Re: Bestmögliche Ausrüstung für die Braunschwarze Rossameise

Beitragvon Katinka » 12. Nov 2018 20:20

Hallo!
Ich bin ganz neu hier und habe bisher lediglich mit anderen Hautflüglern Erfahrungen gesammelt. Ich bin Hornissenberaterin und Imkerin. Nun möchte ich sehr gerne auch Ameisen näher studieren in einem eigenen Formicarium. Ich möchte am liebsten eine Mitteleuropäische Art, eine, die für Anfänger geeignet ist und am liebsten eine größere Art. Daher habe ich mich für die Braunschwarze Rossameise entschieden. Nun komme ich aber nicht mehr weiter, daher hätte ich ein paar Fragen.
1. Meinen Sie, dass diese Art ab März 2019 wieder bestellt werden kann? Es eilt nicht. Ich warte gern bis nach der Winterruhe.
2. Ich möchte gerne nur 1 Kasten mit integriertem Nest. Ist das Starter Set M - Combi für diese Art geeignet? Welche Größe wäre gut? Ich möchte ja, dass sie sich möglichst lange darin wohl fühlen.
3. Ich möchte gerne ein fertiges Nest dazu kaufen. Welches würde da passen?

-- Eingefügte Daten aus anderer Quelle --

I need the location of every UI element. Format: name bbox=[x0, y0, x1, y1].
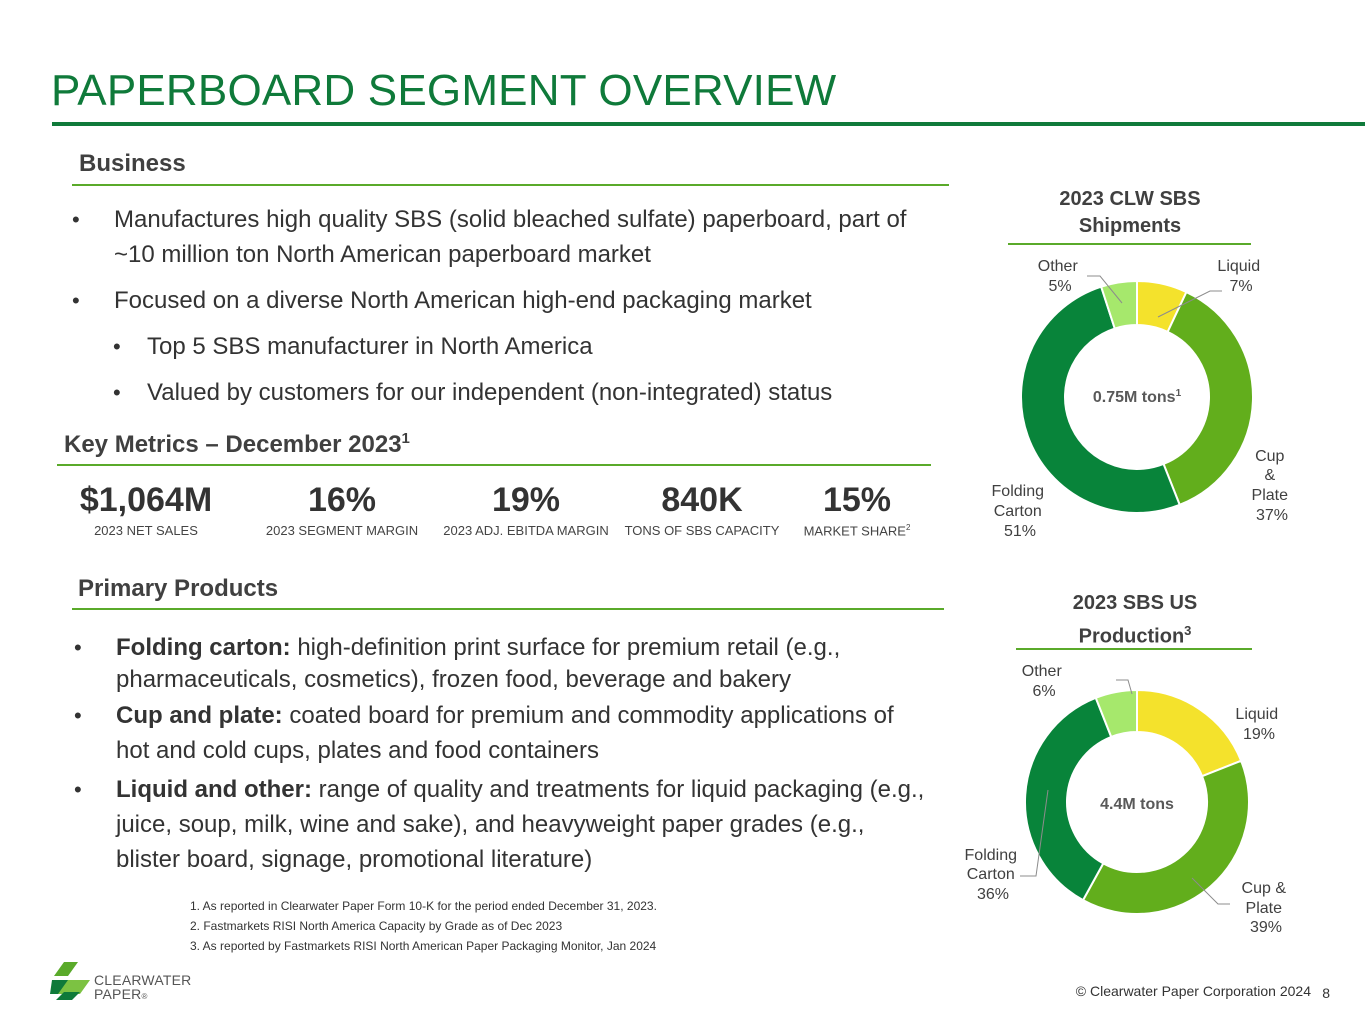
page-number: 8 bbox=[1322, 985, 1330, 1001]
copyright: © Clearwater Paper Corporation 2024 bbox=[1075, 983, 1311, 999]
production-donut-chart bbox=[960, 650, 1300, 945]
product-bullet-folding-carton: • Folding carton: high-definition print surface for premium retail (e.g., pharmaceuticals, cosmetics), frozen food, beverage and bakery bbox=[116, 632, 931, 696]
business-bullets bbox=[114, 202, 934, 410]
slice-label-folding-carton: Folding Carton 51% bbox=[991, 483, 1045, 540]
key-metrics-heading bbox=[64, 430, 410, 459]
metric-value: 15% bbox=[822, 481, 892, 519]
chart1-title: 2023 CLW SBS Shipments bbox=[1059, 188, 1201, 237]
slice-label-other: Other 6% bbox=[1021, 663, 1062, 700]
business-divider bbox=[72, 184, 949, 186]
page-title: PAPERBOARD SEGMENT OVERVIEW bbox=[51, 66, 837, 115]
product-bullet-cup-plate: • Cup and plate: coated board for premium and commodity applications of hot and cold cups, plates and food containers bbox=[116, 698, 931, 768]
metric-value: $1,064M bbox=[79, 481, 213, 519]
metric-label: TONS OF SBS CAPACITY bbox=[624, 523, 780, 538]
donut-slice-liquid bbox=[1137, 690, 1241, 776]
metric-ebitda-margin bbox=[436, 480, 616, 538]
business-sub-bullet: • Top 5 SBS manufacturer in North America bbox=[147, 329, 934, 364]
key-metrics-footnote-ref: 1 bbox=[401, 430, 410, 447]
metric-sbs-capacity bbox=[617, 480, 787, 538]
footnote: 1. As reported in Clearwater Paper Form 10-K for the period ended December 31, 2023. bbox=[190, 899, 657, 913]
business-bullet: • Manufactures high quality SBS (solid bleached sulfate) paperboard, part of ~10 million ton North American paperboard market bbox=[114, 202, 934, 272]
metric-label: 2023 NET SALES bbox=[94, 523, 198, 538]
metric-label: MARKET SHARE$^2$ bbox=[803, 523, 911, 539]
center-label: 0.75M tons$^1$ bbox=[1092, 388, 1182, 406]
footnote: 3. As reported by Fastmarkets RISI North American Paper Packaging Monitor, Jan 2024 bbox=[190, 939, 657, 953]
clearwater-logo bbox=[46, 960, 206, 1011]
key-metrics-heading-text: Key Metrics – December 2023 bbox=[64, 431, 402, 458]
slice-label-folding-carton: Folding Carton 36% bbox=[964, 847, 1018, 903]
metric-value: 840K bbox=[661, 481, 743, 519]
logo-wordmark: CLEARWATER PAPER® bbox=[94, 972, 192, 1002]
metric-label: 2023 SEGMENT MARGIN bbox=[265, 523, 419, 538]
slice-label-liquid: Liquid 7% bbox=[1217, 258, 1261, 295]
business-heading: Business bbox=[79, 150, 186, 177]
footnote: 2. Fastmarkets RISI North America Capacity by Grade as of Dec 2023 bbox=[190, 919, 563, 933]
footnotes bbox=[190, 896, 657, 956]
products-divider bbox=[72, 608, 944, 610]
metric-net-sales bbox=[66, 480, 226, 538]
slice-label-cup-plate: Cup & Plate 37% bbox=[1251, 448, 1289, 524]
donut-slice-folding-carton bbox=[1025, 698, 1111, 900]
metric-market-share bbox=[792, 480, 922, 538]
business-bullet: • Focused on a diverse North American high-end packaging market bbox=[114, 283, 934, 318]
chart2-footnote-ref: 3 bbox=[1184, 623, 1192, 638]
key-metrics-divider bbox=[57, 464, 931, 466]
slice-label-liquid: Liquid 19% bbox=[1235, 706, 1279, 743]
shipments-donut-chart bbox=[960, 245, 1300, 550]
title-divider bbox=[52, 122, 1365, 126]
metric-value: 19% bbox=[491, 481, 561, 519]
metric-value: 16% bbox=[307, 481, 377, 519]
business-sub-bullet: • Valued by customers for our independent (non-integrated) status bbox=[147, 375, 934, 410]
products-bullets bbox=[116, 632, 931, 877]
product-bullet-liquid-other: • Liquid and other: range of quality and treatments for liquid packaging (e.g., juice, soup, milk, wine and sake), and heavyweight paper grades (e.g., blister board, signage, promotional literature) bbox=[116, 772, 931, 877]
slice-label-cup-plate: Cup & Plate 39% bbox=[1241, 880, 1287, 936]
donut-slice-cup-plate bbox=[1083, 761, 1249, 914]
slice-label-other: Other 5% bbox=[1037, 258, 1078, 295]
metric-label: 2023 ADJ. EBITDA MARGIN bbox=[443, 523, 609, 538]
chart2-title: 2023 SBS US Production$^3$ bbox=[1072, 592, 1198, 648]
metric-segment-margin bbox=[262, 480, 422, 538]
products-heading: Primary Products bbox=[78, 575, 279, 602]
metric-footnote-ref: 2 bbox=[905, 523, 911, 532]
center-label: 4.4M tons bbox=[1100, 796, 1174, 813]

Vielen Dank im Voraus für Ihre Hilfe!

Katja
Katinka
newbie
newbie
 
Beiträge: 2
Registriert: 12. Nov 2018 17:53
Land: Germany (de)
Hat sich bedankt: 0 Danke
Danke bekommen: 0 Danke

Re: Bestmögliche Ausrüstung für die Braunschwarze Rossameise

Beitragvon Serafine » 12. Nov 2018 23:53

Katinka hat geschrieben:1. Meinen Sie, dass diese Art ab März 2019 wieder bestellt werden kann? Es eilt nicht. Ich warte gern bis nach der Winterruhe.

Hallo! =)

Die braunschwarze Rossameise Camponotus ligniperda hat - je nach Witterungsbedingungen - ab Anfang Mai bis Ende Juni ihre Paarungsflüge (die Geschlechtstiere überwintern als ausgewachsene Ameisen im Nest und fliegen in den ersten warmen Wochen des Jahres), dann dürfte es wieder welche zu kaufen geben.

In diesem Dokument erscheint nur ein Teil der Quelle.